An unexpected warning about the deteriorating economy by Snap Inc. Chief Executive Evan Spiegel rippled through internet and social-media stocks late Monday, potentially ruining the market’s comeback attempt from earlier in the day.
Shares of Snap tumbled more than 30% in after-hours trading, and the stocks of other internet and social-media companies fell along with it: Alphabet Inc. GOOGL, +2.37% slipped 3.6%, Facebook parent Meta Platforms Inc. FB, +1.39% tumbled 7%, Pinterest Inc. PINS, -1.40% fell 12%, and Twitter Inc. TWTR, -1.12% lost an additional 3.7%, after a roller-coaster ride last week as Elon Musk claimed his deal to buy the company was on hold.

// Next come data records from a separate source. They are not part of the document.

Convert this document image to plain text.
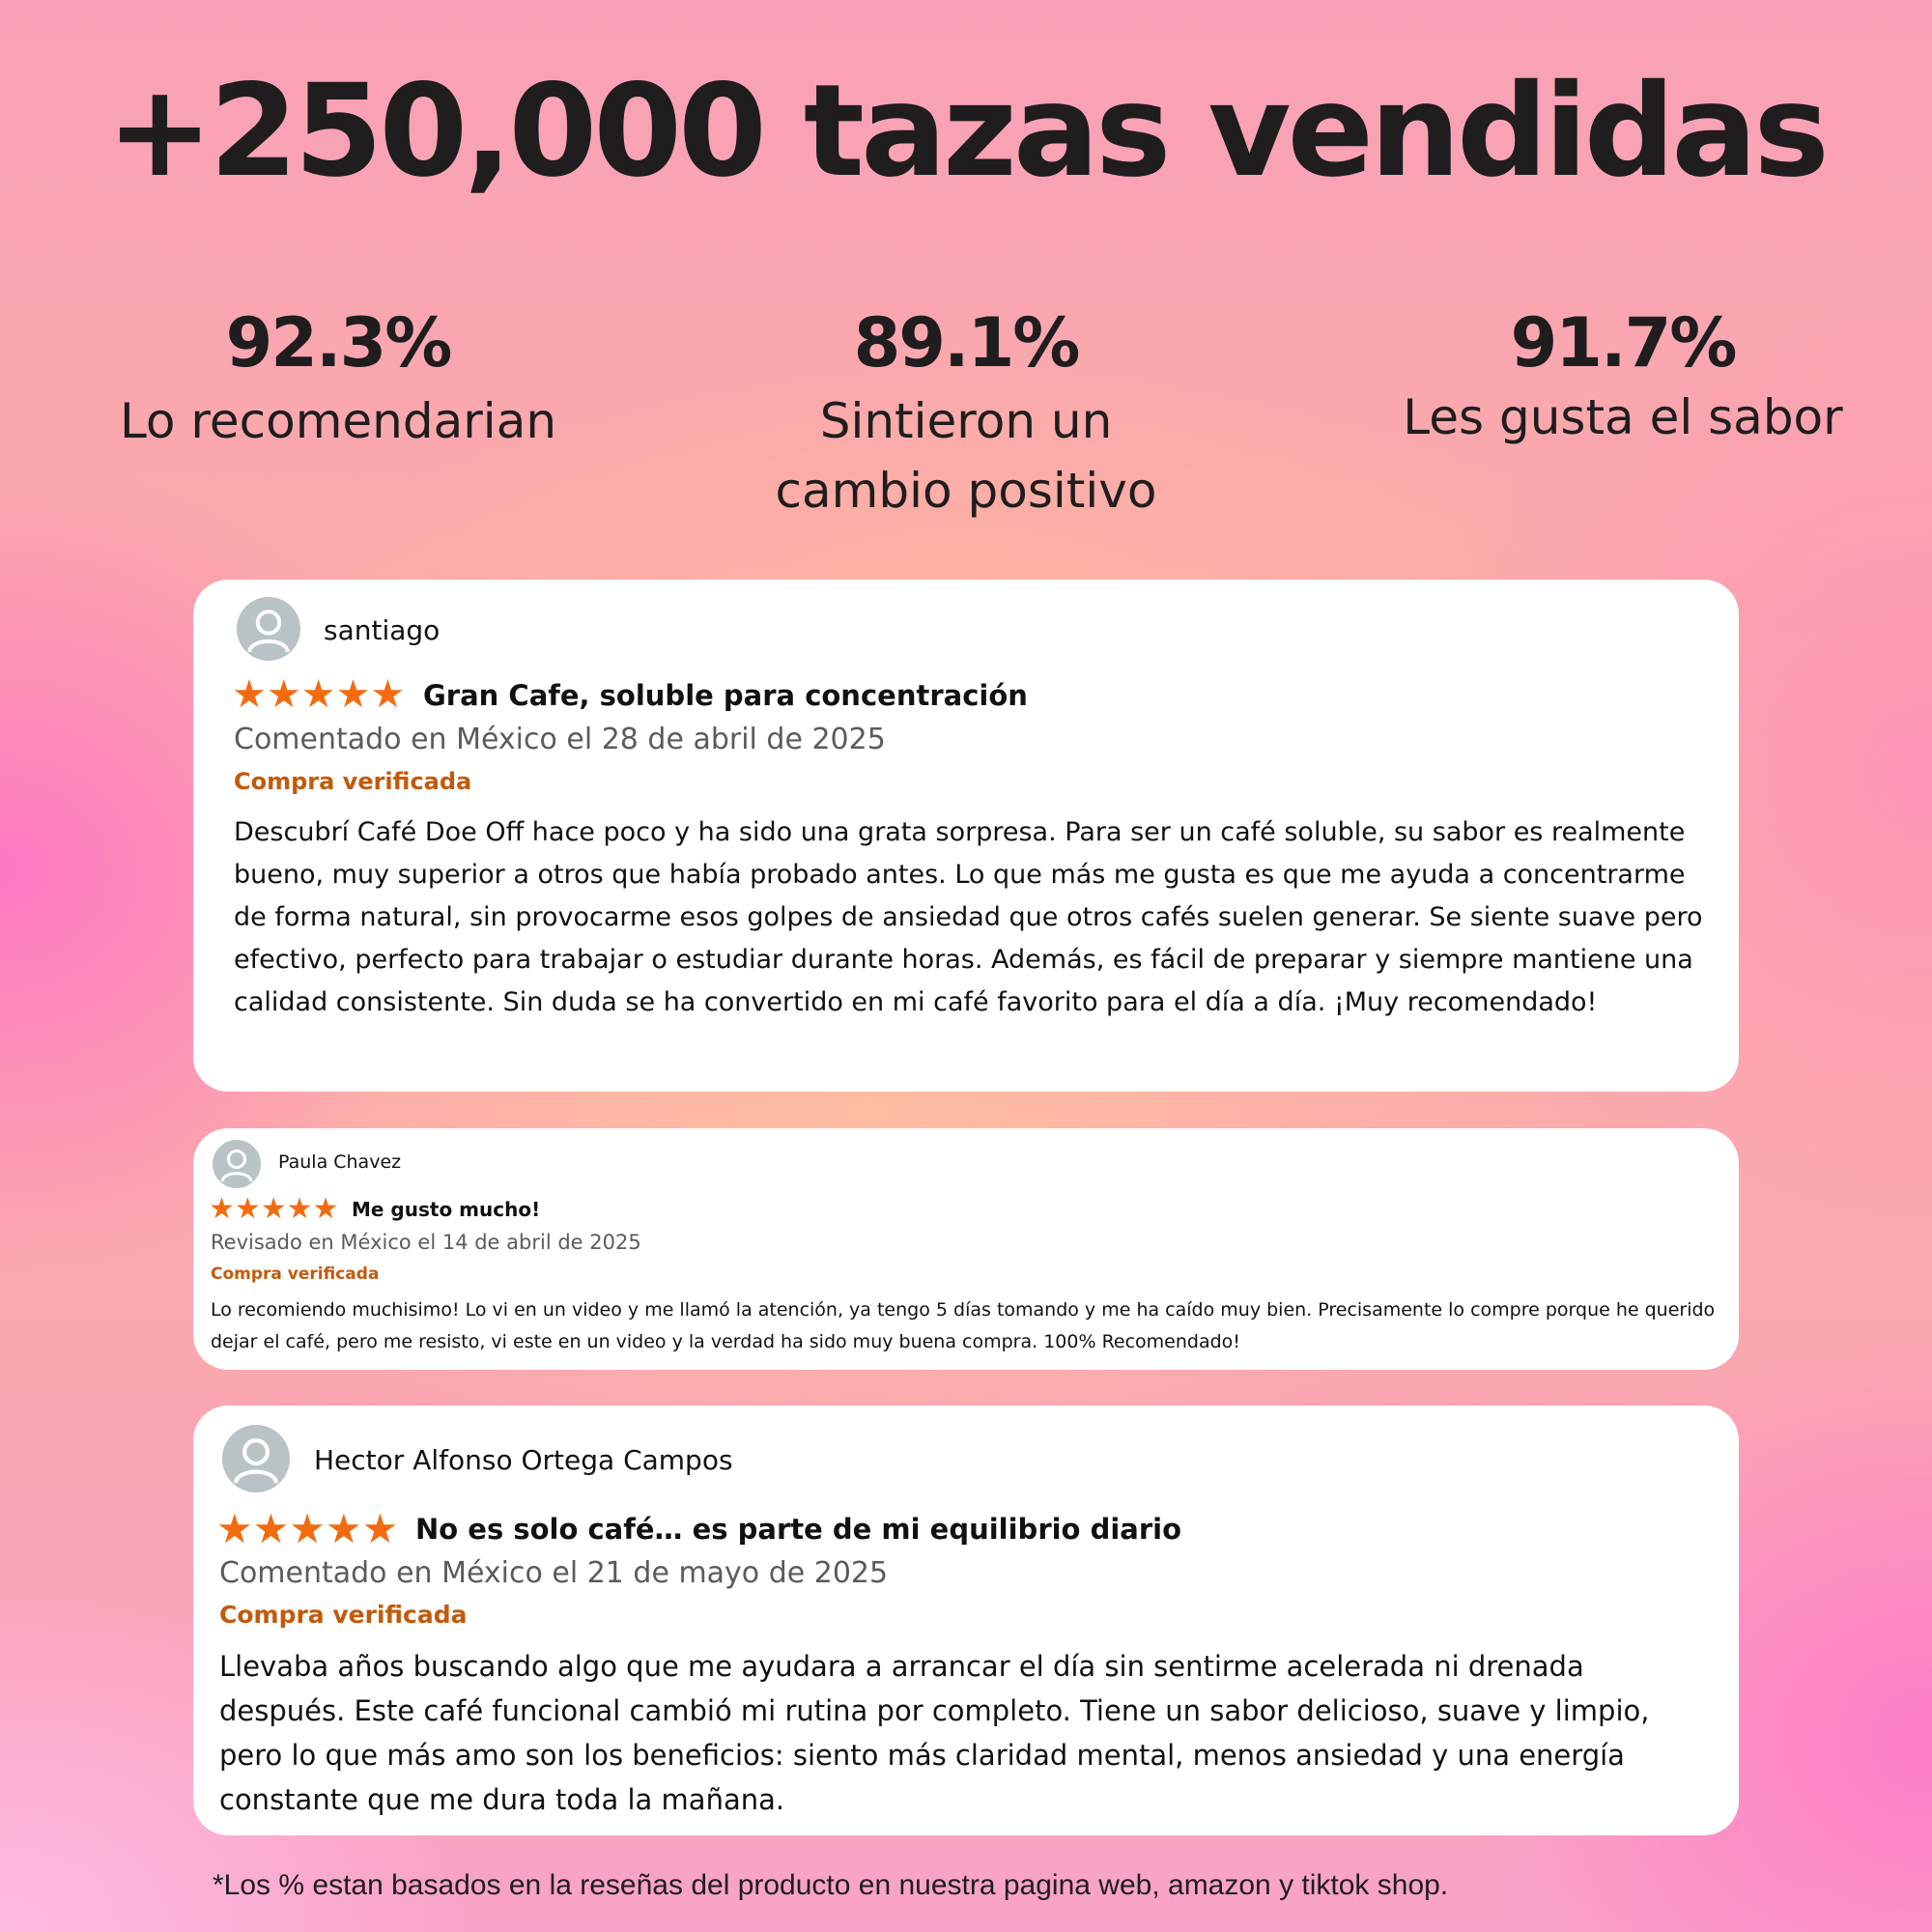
+250,000 tazas vendidas
92.3%
Lo recomendarian
89.1%
Sintieron un cambio positivo
91.7%
Les gusta el sabor
santiago
★★★★★ Gran Cafe, soluble para concentración
Comentado en México el 28 de abril de 2025
Compra verificada
Descubrí Café Doe Off hace poco y ha sido una grata sorpresa. Para ser un café soluble, su sabor es realmente bueno, muy superior a otros que había probado antes. Lo que más me gusta es que me ayuda a concentrarme de forma natural, sin provocarme esos golpes de ansiedad que otros cafés suelen generar. Se siente suave pero efectivo, perfecto para trabajar o estudiar durante horas. Además, es fácil de preparar y siempre mantiene una calidad consistente. Sin duda se ha convertido en mi café favorito para el día a día. ¡Muy recomendado!
Paula Chavez
★★★★★ Me gusto mucho!
Revisado en México el 14 de abril de 2025
Compra verificada
Lo recomiendo muchisimo! Lo vi en un video y me llamó la atención, ya tengo 5 días tomando y me ha caído muy bien. Precisamente lo compre porque he querido dejar el café, pero me resisto, vi este en un video y la verdad ha sido muy buena compra. 100% Recomendado!
Hector Alfonso Ortega Campos
★★★★★ No es solo café… es parte de mi equilibrio diario
Comentado en México el 21 de mayo de 2025
Compra verificada
Llevaba años buscando algo que me ayudara a arrancar el día sin sentirme acelerada ni drenada después. Este café funcional cambió mi rutina por completo. Tiene un sabor delicioso, suave y limpio, pero lo que más amo son los beneficios: siento más claridad mental, menos ansiedad y una energía constante que me dura toda la mañana.
*Los % estan basados en la reseñas del producto en nuestra pagina web, amazon y tiktok shop.
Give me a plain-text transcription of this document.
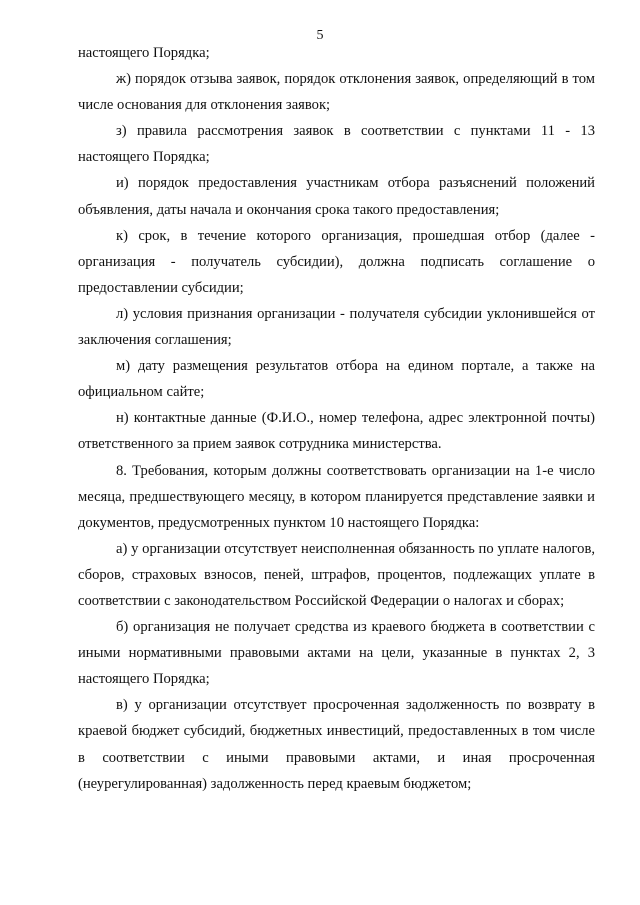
5

настоящего Порядка;

ж) порядок отзыва заявок, порядок отклонения заявок, определяющий в том числе основания для отклонения заявок;

з) правила рассмотрения заявок в соответствии с пунктами 11 - 13 настоящего Порядка;

и) порядок предоставления участникам отбора разъяснений положений объявления, даты начала и окончания срока такого предоставления;

к) срок, в течение которого организация, прошедшая отбор (далее - организация - получатель субсидии), должна подписать соглашение о предоставлении субсидии;

л) условия признания организации - получателя субсидии уклонившейся от заключения соглашения;

м) дату размещения результатов отбора на едином портале, а также на официальном сайте;

н) контактные данные (Ф.И.О., номер телефона, адрес электронной почты) ответственного за прием заявок сотрудника министерства.

8. Требования, которым должны соответствовать организации на 1-е число месяца, предшествующего месяцу, в котором планируется представление заявки и документов, предусмотренных пунктом 10 настоящего Порядка:

а) у организации отсутствует неисполненная обязанность по уплате налогов, сборов, страховых взносов, пеней, штрафов, процентов, подлежащих уплате в соответствии с законодательством Российской Федерации о налогах и сборах;

б) организация не получает средства из краевого бюджета в соответствии с иными нормативными правовыми актами на цели, указанные в пунктах 2, 3 настоящего Порядка;

в) у организации отсутствует просроченная задолженность по возврату в краевой бюджет субсидий, бюджетных инвестиций, предоставленных в том числе в соответствии с иными правовыми актами, и иная просроченная (неурегулированная) задолженность перед краевым бюджетом;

The comments by Snap could be an indication of further deterioration in the internet sector, with an overall internet advertising slowdown as the macro economy slows. It’s worth noting that last year, when the impact of Apple Inc.’s AAPL, +4.01% privacy changes was felt on platforms that depended on ad revenue, it turned out that Snap and Facebook were the hardest hit by those changes.
A handful of tech giants have talked in recent weeks about cutting spending and even some jobs amid the changing environment. Netflix Inc. NFLX, +0.58%, which saw the first decline in subscriber growth since its early days, is laying off 150 employees and cutting costs; Robinhood Markets Inc. HOOD, -0.20% is cutting 9% of its workforce and others, like Uber Technologies Inc. UBER, +1.84%, are slashing costs in other ways for now.